Credit Suisse (CSGN.S) on Monday unveiled details of its plan to raise 4 billion Swiss francs ($4.01 billion) from investors to support the embattled bank's bid to tackle the biggest crisis in its 166-year history.
Switzerland's second-biggest lender is raising new capital to fund an overhaul, which will see it cut thousands of jobs and shift its focus away from investment banking and towards the less turbulent area of wealth management. Proudly showcasing the Alexandria Seaport Project's final phases. Continuing to build new horizons and formulating sustainable development in global trade by constructing one of the highly anticipated berths in Egypt that serve this goal. Working on this huge project, hand in hand with several . Its reputation has been battered by a string of scandals and losses, including a $5.5 billion loss from the unravelling of U.S. investment firm Archegos, and it had to freeze $10 billion worth of supply chain finance funds linked to insolvent British financier Greensill.

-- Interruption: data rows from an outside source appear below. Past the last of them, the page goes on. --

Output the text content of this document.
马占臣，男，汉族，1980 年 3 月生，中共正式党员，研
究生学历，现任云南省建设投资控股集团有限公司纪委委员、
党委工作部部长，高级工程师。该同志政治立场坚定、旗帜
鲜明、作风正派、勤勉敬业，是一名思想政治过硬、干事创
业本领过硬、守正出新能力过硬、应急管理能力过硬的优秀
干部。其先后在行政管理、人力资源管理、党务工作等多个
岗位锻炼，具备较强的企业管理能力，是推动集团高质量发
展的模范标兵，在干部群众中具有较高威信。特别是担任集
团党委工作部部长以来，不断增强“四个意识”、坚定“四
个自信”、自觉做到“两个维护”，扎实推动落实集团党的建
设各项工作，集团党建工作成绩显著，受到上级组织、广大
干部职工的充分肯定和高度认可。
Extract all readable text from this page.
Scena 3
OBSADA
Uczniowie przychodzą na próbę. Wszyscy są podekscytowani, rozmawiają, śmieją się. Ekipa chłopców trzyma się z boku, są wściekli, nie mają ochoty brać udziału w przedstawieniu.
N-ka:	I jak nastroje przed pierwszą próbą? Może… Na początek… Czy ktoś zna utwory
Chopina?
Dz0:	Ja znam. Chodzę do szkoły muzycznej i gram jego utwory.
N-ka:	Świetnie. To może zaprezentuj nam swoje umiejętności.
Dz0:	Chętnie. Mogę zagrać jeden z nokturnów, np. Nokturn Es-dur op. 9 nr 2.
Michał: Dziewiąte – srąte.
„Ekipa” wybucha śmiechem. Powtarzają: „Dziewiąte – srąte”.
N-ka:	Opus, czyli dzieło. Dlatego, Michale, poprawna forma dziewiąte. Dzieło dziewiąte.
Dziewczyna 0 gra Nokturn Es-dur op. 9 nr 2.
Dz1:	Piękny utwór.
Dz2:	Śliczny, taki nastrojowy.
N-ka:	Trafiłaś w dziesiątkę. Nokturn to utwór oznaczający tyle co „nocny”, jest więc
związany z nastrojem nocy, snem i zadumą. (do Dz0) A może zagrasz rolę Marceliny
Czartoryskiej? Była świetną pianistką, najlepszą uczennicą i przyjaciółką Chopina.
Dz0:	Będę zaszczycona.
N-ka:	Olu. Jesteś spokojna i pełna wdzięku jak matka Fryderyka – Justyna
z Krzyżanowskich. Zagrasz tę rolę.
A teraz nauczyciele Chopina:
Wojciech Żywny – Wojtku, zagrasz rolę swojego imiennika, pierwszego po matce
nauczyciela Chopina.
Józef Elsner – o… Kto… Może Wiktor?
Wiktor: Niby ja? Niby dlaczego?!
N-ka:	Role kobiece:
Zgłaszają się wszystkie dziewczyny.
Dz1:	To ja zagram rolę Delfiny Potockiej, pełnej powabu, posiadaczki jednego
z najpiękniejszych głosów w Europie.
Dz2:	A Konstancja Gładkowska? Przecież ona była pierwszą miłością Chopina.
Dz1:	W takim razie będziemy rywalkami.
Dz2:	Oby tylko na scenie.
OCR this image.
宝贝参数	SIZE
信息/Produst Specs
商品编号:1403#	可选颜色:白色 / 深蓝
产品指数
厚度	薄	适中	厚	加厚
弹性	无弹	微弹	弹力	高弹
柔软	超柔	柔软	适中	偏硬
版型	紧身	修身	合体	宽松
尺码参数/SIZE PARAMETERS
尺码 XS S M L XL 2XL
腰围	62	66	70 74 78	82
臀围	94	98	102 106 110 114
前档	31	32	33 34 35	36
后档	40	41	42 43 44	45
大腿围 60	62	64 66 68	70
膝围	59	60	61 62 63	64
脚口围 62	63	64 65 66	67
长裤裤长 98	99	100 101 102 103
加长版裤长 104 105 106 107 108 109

The bank now is offering new and existing shareholders the chance to buy new shares in the lender.
It said new investors have committed to buying 462 million new shares at a purchase price of 3.82 Swiss francs ($3.83), equivalent to 94% of the volume weighted average price of Credit Suisse shares on Oct. 27 and 28, raising 1.76 billion Swiss francs. Some 307.6 million of the new shares are expected to be bought by Saudi National Bank (1180.SE), giving it a 9.9% stake in Credit Suisse.
Existing investors meanwhile will get the chance to buy 889 million shares being offered at 2.52 francs per share, with subscription rights corresponding to the size of their present stake.
It is expected that seven pre-emptive subscription rights will entitle their holder to purchase two new shares at a 32% discount on the reference price, Credit Suisse said. Proudly showcasing the Alexandria Seaport Project's final phases. Continuing to build new horizons and formulating sustainable development in global trade by constructing one of the highly anticipated berths in Egypt that serve this goal. Working on this huge project, hand in hand with several... If shareholders reject the plan, Credit Suisse said it would issue 1.8 billion new shares at an offer price of 2.27 francs per share, which would still enable it to raise 4 billion francs.
The bank has been pushing to sell assets to raise money and free up capital to try to limit how much cash it would have to raise, handle its legacy litigation costs and retain a cushion for rough markets ahead.
On Monday, Credit Suisse said it would act as its own global coordinator for the rights offering, while Deutsche Bank, Morgan Stanley, RBC Capital Markets and Societe Generale would be Joint Lead Managers and Joint Bookrunners.